Pasaron así aún algunos meses, durante los cuales se agotaron poco a poco todos los recursos de la baronesa. La marquesa, como hemos dicho, al entregar los diamantes había pedido cierta cantidad para sí. Su hija se la entregó, y aquel dinero fue gastado en cosas inútiles.
Así es que hubo una escena bien cruel para la baronesa cuando tuvo que acudir de nuevo a su madre. La marquesa no comprendía cómo en tan corto espacio de tiempo había desaparecido el valor del collar, y fue preciso que la baronesa le diera datos y le hiciese ver el empleo de aquel dinero, para que accediese a sus deseos; en consecuencia entregó a su hija un broche que podía valer unos diez mil francos.
Madame de Marsilly escribió, como lo había hecho en las veces anteriores, a monsieur Duval, y monsieur Duval acudió al momento. Halló éste a la baronesa horriblemente cambiada, y con todo, no hacía más que ocho días que la había visto; su semblante tenía impresas las huellas de las lágrimas.
La misma Cecilia, que no tenía idea alguna de la posición de su familia, ignorando la pobre niña las exigencias del mundo, había notado hacía ya algunos días la tristeza de su madre; tristeza que, por decirlo así, ponía al descubierto el sufrimiento físico, oculto hasta entonces bajo el velo de una eterna tranquilidad.
Así fue que Cecilia esperó a monsieur Duval y en cuanto entró le detuvo en el corredor diciéndole:
—¡Oh! Mi querido monsieur Duval; os esperaba llena de impaciencia; mi madre está muy triste y muy inquieta; le he preguntado qué tenía, pero me trata como a una niña y nada quiere responderme. Mi querido monsieur Duval, haced lo posible por consolarla os lo suplico.

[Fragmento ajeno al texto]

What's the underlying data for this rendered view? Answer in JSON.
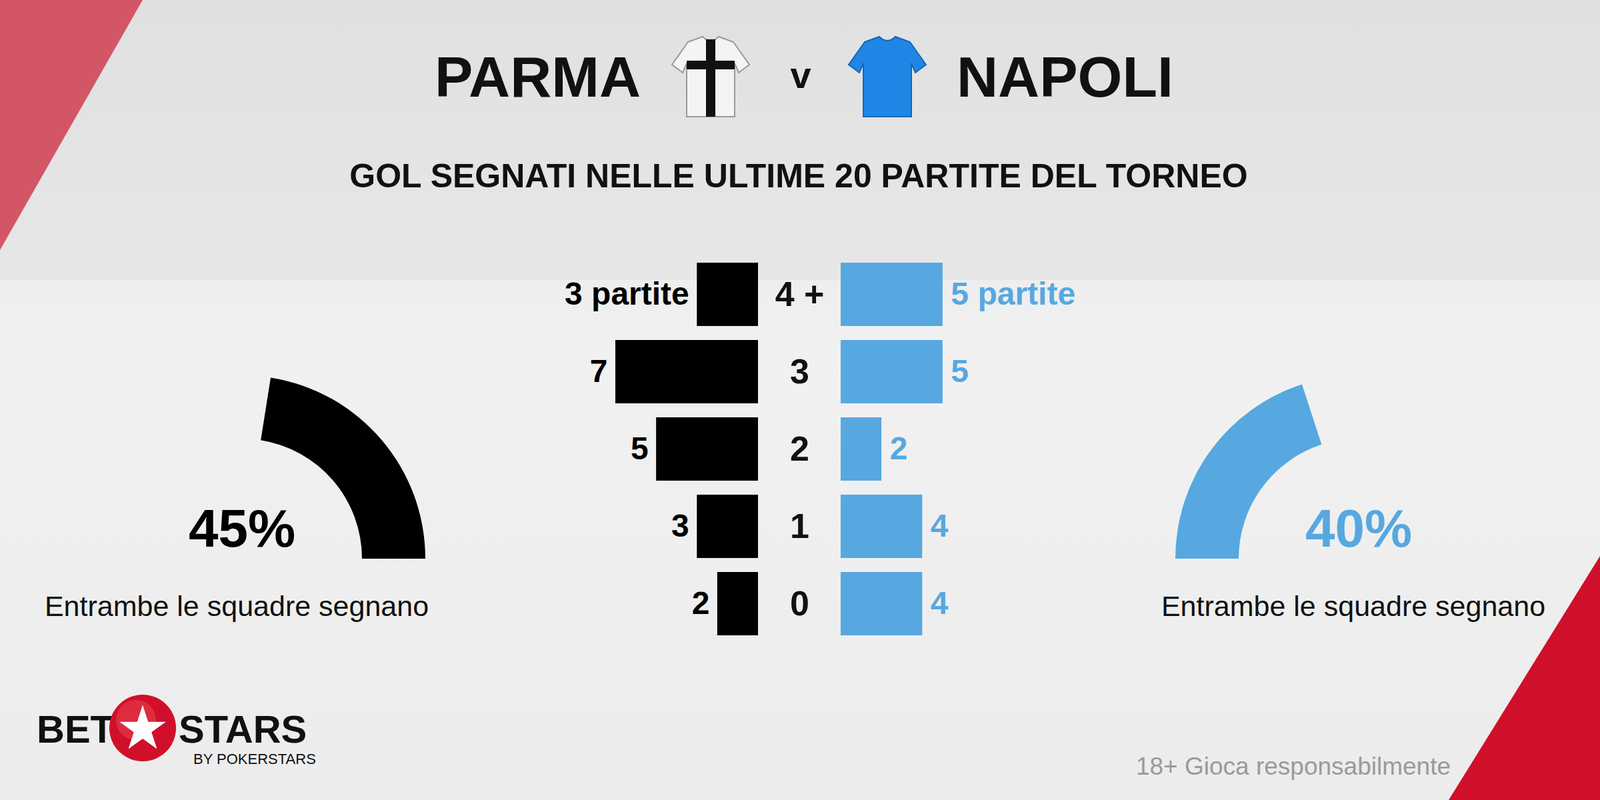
{
  "chart_data": [
    {
      "type": "bar",
      "orientation": "horizontal",
      "title": "GOL SEGNATI NELLE ULTIME 20 PARTITE DEL TORNEO",
      "categories": [
        "4 +",
        "3",
        "2",
        "1",
        "0"
      ],
      "series": [
        {
          "name": "PARMA",
          "color": "#000000",
          "values": [
            3,
            7,
            5,
            3,
            2
          ],
          "value_labels": [
            "3 partite",
            "7",
            "5",
            "3",
            "2"
          ]
        },
        {
          "name": "NAPOLI",
          "color": "#57a8e0",
          "values": [
            5,
            5,
            2,
            4,
            4
          ],
          "value_labels": [
            "5 partite",
            "5",
            "2",
            "4",
            "4"
          ]
        }
      ],
      "xlim": [
        0,
        7
      ],
      "data_labels": true,
      "tick_labels": "y"
    },
    {
      "type": "gauge",
      "title": "Entrambe le squadre segnano",
      "values": [
        45
      ],
      "value_labels": [
        "45%"
      ],
      "color": "#000000",
      "ylim": [
        0,
        100
      ]
    },
    {
      "type": "gauge",
      "title": "Entrambe le squadre segnano",
      "values": [
        40
      ],
      "value_labels": [
        "40%"
      ],
      "color": "#57a8e0",
      "ylim": [
        0,
        100
      ]
    }
  ],
  "header": {
    "separator": "v"
  },
  "footer": {
    "brand_left": "BET",
    "brand_right": "STARS",
    "brand_sub": "BY POKERSTARS",
    "disclaimer": "18+ Gioca responsabilmente"
  }
}
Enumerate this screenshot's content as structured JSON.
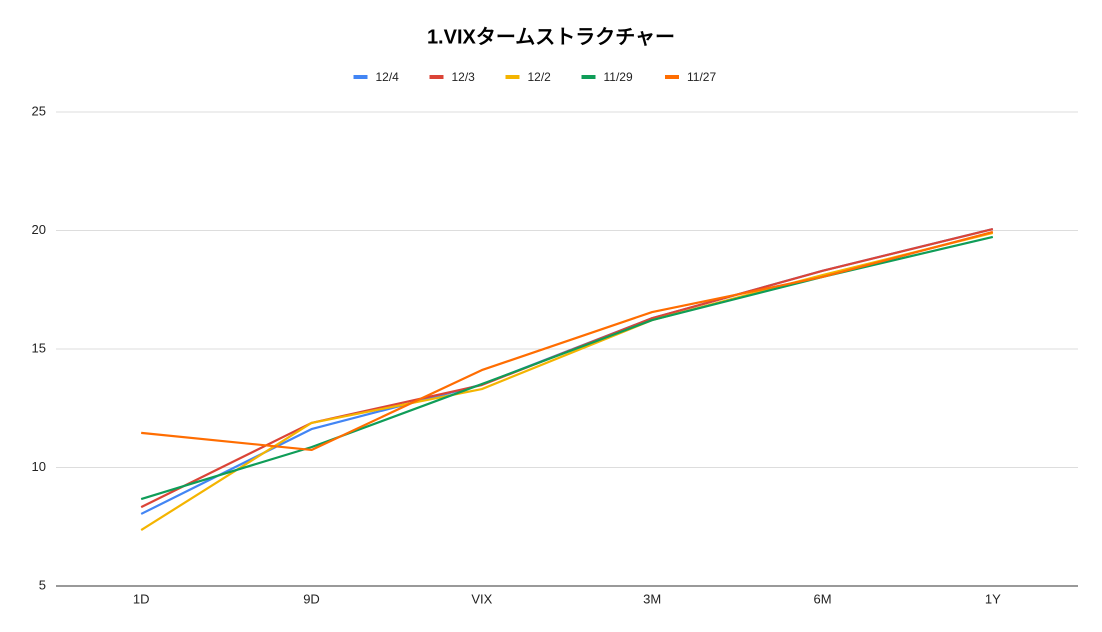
{
  "chart_data": {
    "type": "line",
    "title": "1.VIXタームストラクチャー",
    "categories": [
      "1D",
      "9D",
      "VIX",
      "3M",
      "6M",
      "1Y"
    ],
    "series": [
      {
        "name": "12/4",
        "color": "#4285f4",
        "values": [
          8.04,
          11.62,
          13.5,
          16.3,
          18.3,
          20.06
        ]
      },
      {
        "name": "12/3",
        "color": "#db4437",
        "values": [
          8.33,
          11.88,
          13.48,
          16.3,
          18.3,
          20.06
        ]
      },
      {
        "name": "12/2",
        "color": "#f4b400",
        "values": [
          7.36,
          11.88,
          13.31,
          16.22,
          18.12,
          19.9
        ]
      },
      {
        "name": "11/29",
        "color": "#0f9d58",
        "values": [
          8.67,
          10.86,
          13.52,
          16.22,
          18.04,
          19.73
        ]
      },
      {
        "name": "11/27",
        "color": "#ff6d01",
        "values": [
          11.46,
          10.74,
          14.11,
          16.56,
          18.04,
          19.94
        ]
      }
    ],
    "ylim": [
      5,
      25
    ],
    "yticks": [
      5,
      10,
      15,
      20,
      25
    ],
    "grid": true,
    "legend": "top"
  }
}
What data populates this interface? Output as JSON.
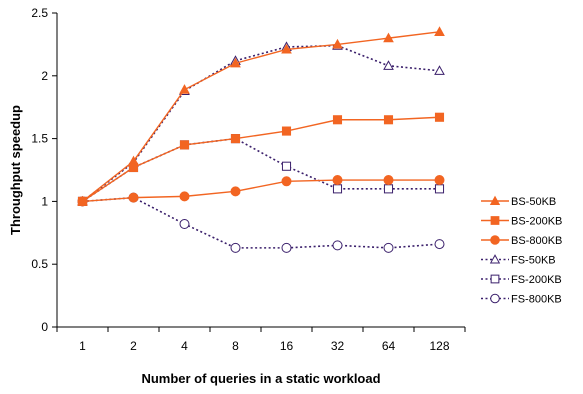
{
  "chart_data": {
    "type": "line",
    "categories": [
      "1",
      "2",
      "4",
      "8",
      "16",
      "32",
      "64",
      "128"
    ],
    "series": [
      {
        "name": "BS-50KB",
        "values": [
          1.0,
          1.32,
          1.89,
          2.1,
          2.21,
          2.25,
          2.3,
          2.35
        ],
        "color": "#f26522",
        "style": "solid",
        "marker": "triangle",
        "filled": true
      },
      {
        "name": "BS-200KB",
        "values": [
          1.0,
          1.27,
          1.45,
          1.5,
          1.56,
          1.65,
          1.65,
          1.67
        ],
        "color": "#f26522",
        "style": "solid",
        "marker": "square",
        "filled": true
      },
      {
        "name": "BS-800KB",
        "values": [
          1.0,
          1.03,
          1.04,
          1.08,
          1.16,
          1.17,
          1.17,
          1.17
        ],
        "color": "#f26522",
        "style": "solid",
        "marker": "circle",
        "filled": true
      },
      {
        "name": "FS-50KB",
        "values": [
          1.0,
          1.31,
          1.88,
          2.12,
          2.23,
          2.24,
          2.08,
          2.04
        ],
        "color": "#3a1f6b",
        "style": "dotted",
        "marker": "triangle",
        "filled": false
      },
      {
        "name": "FS-200KB",
        "values": [
          1.0,
          1.27,
          1.45,
          1.5,
          1.28,
          1.1,
          1.1,
          1.1
        ],
        "color": "#3a1f6b",
        "style": "dotted",
        "marker": "square",
        "filled": false
      },
      {
        "name": "FS-800KB",
        "values": [
          1.0,
          1.03,
          0.82,
          0.63,
          0.63,
          0.65,
          0.63,
          0.66
        ],
        "color": "#3a1f6b",
        "style": "dotted",
        "marker": "circle",
        "filled": false
      }
    ],
    "xlabel": "Number of queries in a static workload",
    "ylabel": "Throughput speedup",
    "ylim": [
      0,
      2.5
    ],
    "yticks": [
      "0",
      "0.5",
      "1",
      "1.5",
      "2",
      "2.5"
    ],
    "grid": false,
    "legend_position": "right"
  }
}
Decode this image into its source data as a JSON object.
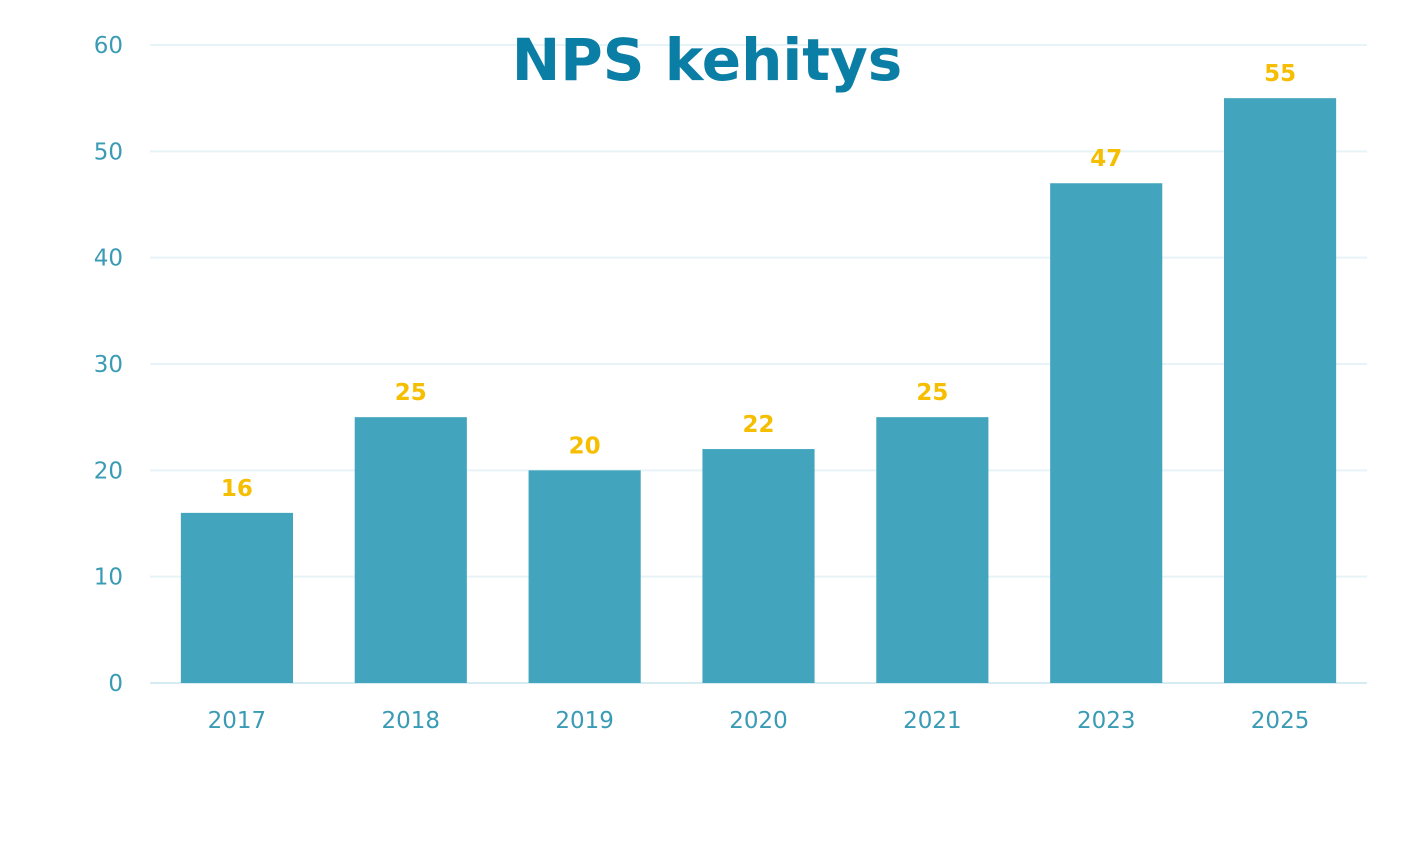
{
  "chart_data": {
    "type": "bar",
    "title": "NPS kehitys",
    "xlabel": "",
    "ylabel": "",
    "categories": [
      "2017",
      "2018",
      "2019",
      "2020",
      "2021",
      "2023",
      "2025"
    ],
    "values": [
      16,
      25,
      20,
      22,
      25,
      47,
      55
    ],
    "data_labels": [
      "16",
      "25",
      "20",
      "22",
      "25",
      "47",
      "55"
    ],
    "ylim": [
      0,
      60
    ],
    "yticks": [
      0,
      10,
      20,
      30,
      40,
      50,
      60
    ],
    "ytick_labels": [
      "0",
      "10",
      "20",
      "30",
      "40",
      "50",
      "60"
    ],
    "grid": true,
    "legend": "none"
  },
  "colors": {
    "bar": "#42a5bd",
    "title": "#0a7ea4",
    "data_label": "#f5be00",
    "axis_text": "#3a9bb5",
    "grid": "#e6f3f7",
    "baseline": "#d6ecf2"
  }
}
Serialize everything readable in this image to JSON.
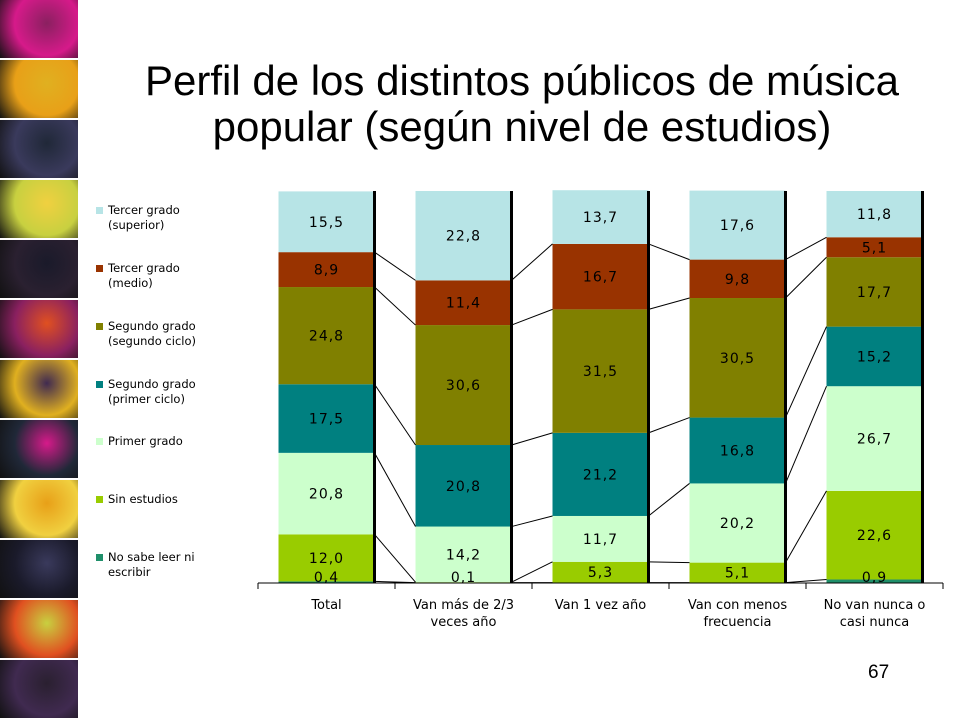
{
  "slide": {
    "title_line1": "Perfil de los distintos públicos de música",
    "title_line2": "popular (según nivel de estudios)",
    "page_number": "67"
  },
  "decor": {
    "strip_colors": [
      "#d61a8a",
      "#e8a018",
      "#3a3a5c",
      "#c8d040",
      "#2a2030",
      "#8a2060",
      "#e0b020",
      "#202838",
      "#f0d040",
      "#1a1a2a",
      "#e05020",
      "#402a50"
    ]
  },
  "chart_data": {
    "type": "bar",
    "stacked": true,
    "categories": [
      "Total",
      "Van más de 2/3\nveces año",
      "Van 1 vez año",
      "Van con menos\nfrecuencia",
      "No van nunca o\ncasi nunca"
    ],
    "series": [
      {
        "name": "No sabe leer ni\nescribir",
        "color": "#1f8f6a",
        "values": [
          0.4,
          0.1,
          0.1,
          0.1,
          0.9
        ],
        "labels": [
          "0,4",
          "0,1",
          "",
          "",
          "0,9"
        ]
      },
      {
        "name": "Sin estudios",
        "color": "#99cc00",
        "values": [
          12.0,
          0.1,
          5.3,
          5.1,
          22.6
        ],
        "labels": [
          "12,0",
          "",
          "5,3",
          "5,1",
          "22,6"
        ]
      },
      {
        "name": "Primer grado",
        "color": "#ccffcc",
        "values": [
          20.8,
          14.2,
          11.7,
          20.2,
          26.7
        ],
        "labels": [
          "20,8",
          "14,2",
          "11,7",
          "20,2",
          "26,7"
        ]
      },
      {
        "name": "Segundo grado\n(primer ciclo)",
        "color": "#008080",
        "values": [
          17.5,
          20.8,
          21.2,
          16.8,
          15.2
        ],
        "labels": [
          "17,5",
          "20,8",
          "21,2",
          "16,8",
          "15,2"
        ]
      },
      {
        "name": "Segundo grado\n(segundo ciclo)",
        "color": "#808000",
        "values": [
          24.8,
          30.6,
          31.5,
          30.5,
          17.7
        ],
        "labels": [
          "24,8",
          "30,6",
          "31,5",
          "30,5",
          "17,7"
        ]
      },
      {
        "name": "Tercer grado\n(medio)",
        "color": "#993300",
        "values": [
          8.9,
          11.4,
          16.7,
          9.8,
          5.1
        ],
        "labels": [
          "8,9",
          "11,4",
          "16,7",
          "9,8",
          "5,1"
        ]
      },
      {
        "name": "Tercer grado\n(superior)",
        "color": "#b7e4e6",
        "values": [
          15.5,
          22.8,
          13.7,
          17.6,
          11.8
        ],
        "labels": [
          "15,5",
          "22,8",
          "13,7",
          "17,6",
          "11,8"
        ]
      }
    ],
    "ylim": [
      0,
      100
    ],
    "legend_position": "left",
    "series_lines": true
  }
}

—Querida señorita, —dijo el buen hombre mirando a Cecilia con la mayor ternura—, más de una vez he ofrecido a la baronesa todo lo que yo puedo ofrecerle, pero siempre se ha negado a aceptar mis ofrecimientos —y añadió suspirando—: Ya se ve, yo no soy su igual, y ése es el motivo porque nada quiere recibir de mí.
—¿No sois su igual? No os comprendo. ¿Mi madre os trata cuando venís a verla de alguna manera que os desagrada?
—¡Oh, no, no, a Dios gracias! Y bien al contrario, la señora baronesa me colma de bondades.
—¿Será de mí tal vez de quien tengáis alguna queja, mi querido monsieur Duval? ¡Oh! En ese caso, os lo juro, si algo he hecho que pueda desagradaros, será sin saberlo, y os pido perdón.
—¡Quejarme de vos, mi querida niña! —exclamó monsieur Duval dejándose llevar de su ternura hacia Cecilia—, ¡eso sería quejarme de un ángel del cielo! ¡Quejarme de vos! ¡Oh, no, nunca!
—Pues entonces, ¿qué es lo que tiene mi madre?
—¿Lo que tiene? Bien lo sé, —dijo monsieur Duval.
—Pues si lo sabéis, decídmelo… y si algo puedo yo hacer…
—Podéis hacer mucho.
—Entonces hablad.
—Voy a ver a vuestra madre, mi querida señorita; hablaré seriamente con ella, y si accede a lo que yo le tengo que pedir… Ella misma irá a pediros la gracia de que depende la felicidad de todos.
Cecilia abrió admirada sus hermosos ojos, pero monsieur Duval, sin hablar otra palabra, le estrechó la mano, y entró en la habitación de Madame de Marsilly.